That is why it has taken me a while to get some pictures and a better description of the rare treat that gives this journal its title. (I talked about how this "blog" got its name here, back in my early, even wordier, days of blogging...!)
The end of the open season for trout in Wisconsin's inland waters looks like this at our house (if we're lucky):
That's a spectacularly colored brook trout at top, and two browns. The brookie and the smaller brown were females, and they gave identical amounts of roe. Aside from catching the fish, the only hard part about making trout caviar is separating the eggs from the membrane. Using our trusty Salter scale, the same one that gets a workout during each market bread baking, I found that each fish gave us 25 grams of roe. And I had read that caviar is usually made by adding from four to eight percent salt to the roe. I found that 1/4-teaspoon is about five grams. So I wanted less than half of that for each 25 grams of roe. What that amounted to was a couple of good pinches, just covering the surface of the eggs in their ramekins. That 25 grams, by the way, is just about two tablespoons in volume.
So in the end, here's what we had (brook trout roe on the left, brown on the right):
It was kind of a special evening, being as how I was celebrating an anniversary denoted in Roman numerals by the same letter as my last initial. So after the caviar we moved on to trout in sorrel sauce, with some beautiful little local fingerling potatoes. It made entering my second half-century pretty easy to take, actually.
Serves two. Sorrel is a relative of rhubarb and buckwheat. Its tart, lemony flavor is wonderful in this rich sauce for fried or grilled trout or salmon.
3/4 cup fish stock
3/4 cup chicken stock
2 Tbsp dry white wine or dry vermouth
1/2 cup cream
1 small onion, sliced
2 Tbsp unsalted butter
1 small bunch sorrel
Salt and pepper
In a small saucepan combine the stocks, wine, onion, and 1/4 cup of cream. Bring to a boil, turn down to a quick simmer, and cook till reduced by half. Strain to remove the onion, then return strained sauce to to saucepan. Set aside.
Remove the thick stems from the sorrel. Take 3/4 of the sorrel leaves and chop them into rough confetti. Slice the rest into very fine ribbons--a chiffonade.
As your fish cooks, add the remaining 1/4 cup of cream and a pinch of salt to the saucepan and bring back to a brisk simmer. Reduce by one third. Turn the heat to low and add the chopped sorrel. Cook for one minute, then whisk the butter in a couple of teaspoons at a time. The sauce should now be thick enough to coat the back of a spoon. If it's not, simmer a couple of minutes more. Taste for salt, add a few grinds of pepper.

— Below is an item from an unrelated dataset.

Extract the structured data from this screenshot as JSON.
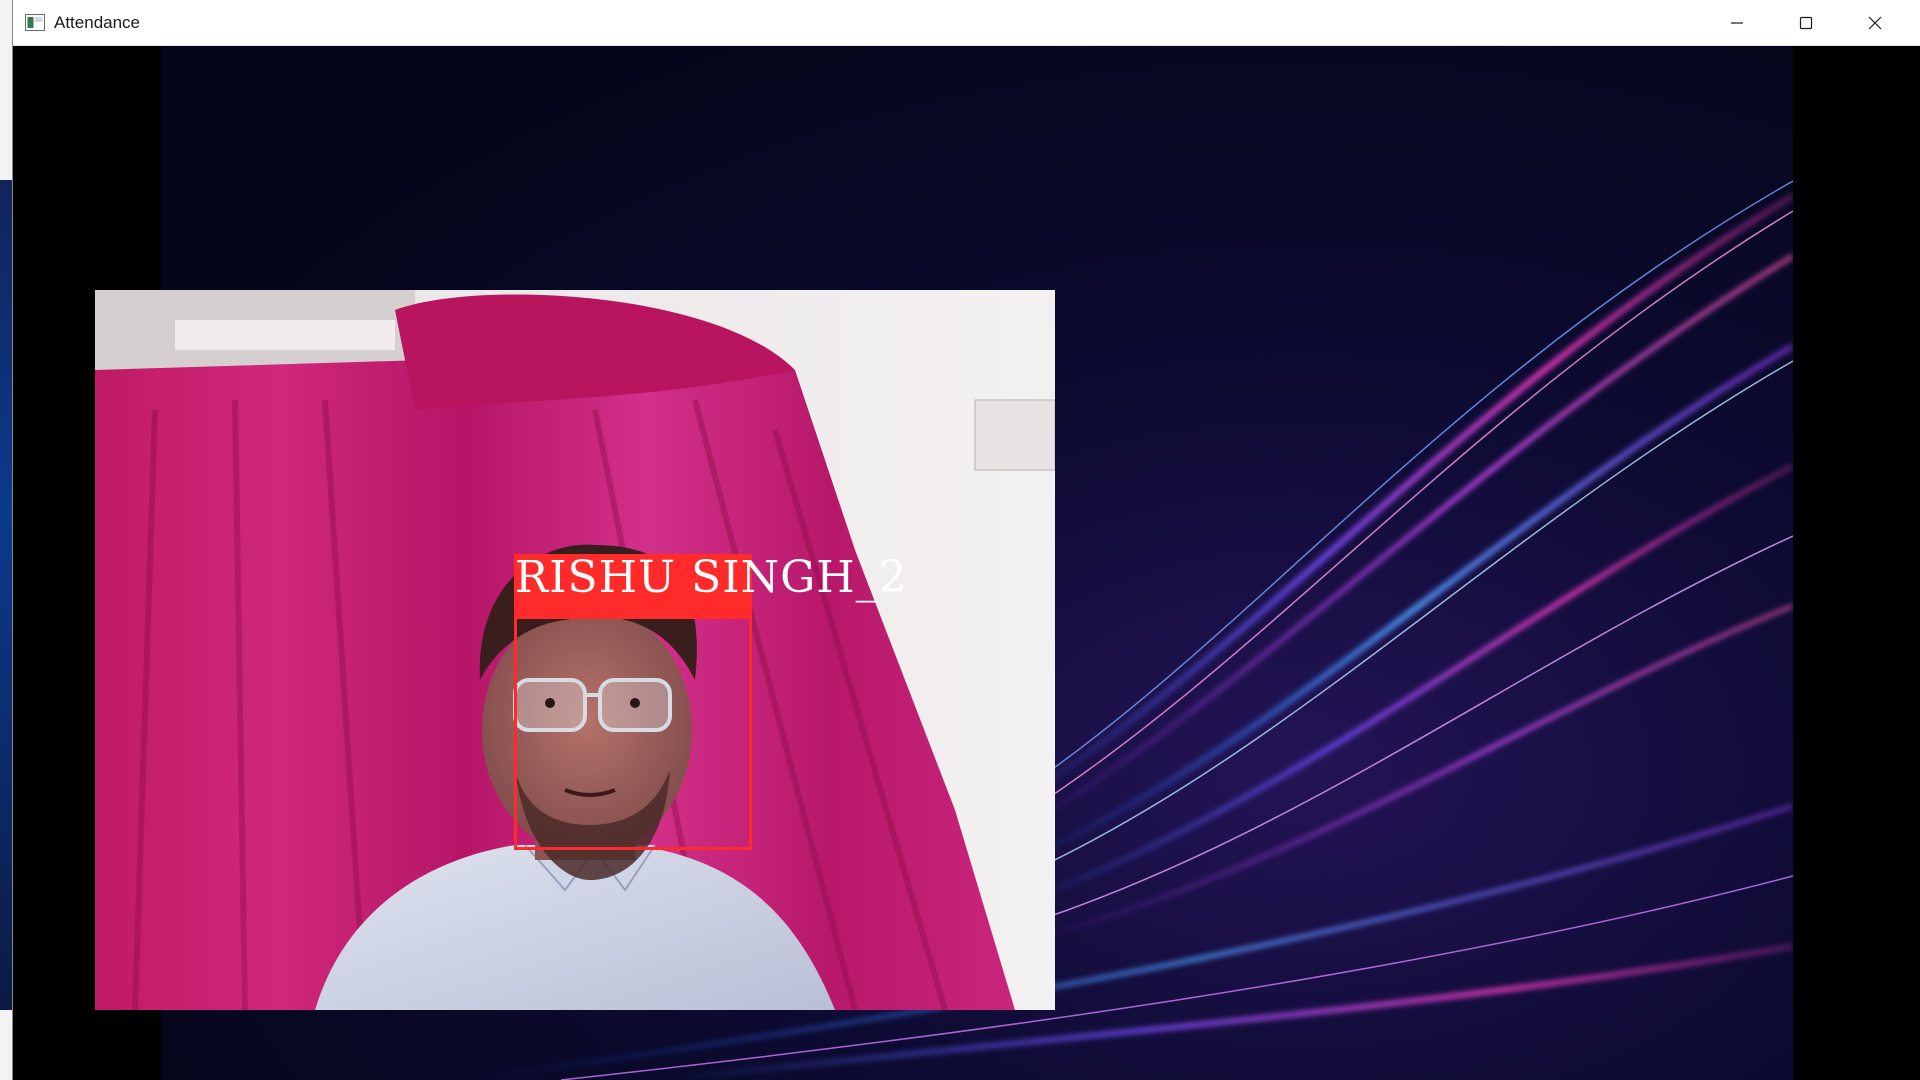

To serve, spoon the sauce over and around the fish. Garnish with the sorrel chiffonade. Any extra sauce is fabulous on plain boiled new potatoes.
p.s: I've added a great new site to our "Friends" list at right--Mr Finspot of Seattle writes a wonderful wild foods blog, Fat of the Land --superb photos, too. I've also added a link for The Creamery Restaurant and Inn, Downsville, WI . Downsville is just a few miles south of Menomonie, a little more than an hour's drive from the Twin Cities. Chef Brian Griep has enthusiastically embraced the local-seasonal food philosophy, sourcing many of his ingredients from local, sustainable and organic producers, including Midtown's own Sylvan Hills Organic Farm (whom you market regulars know as "Jackie"!). Less happy news is that Callisters' Farm in the Market, in the Midtown Global Market, is out of business.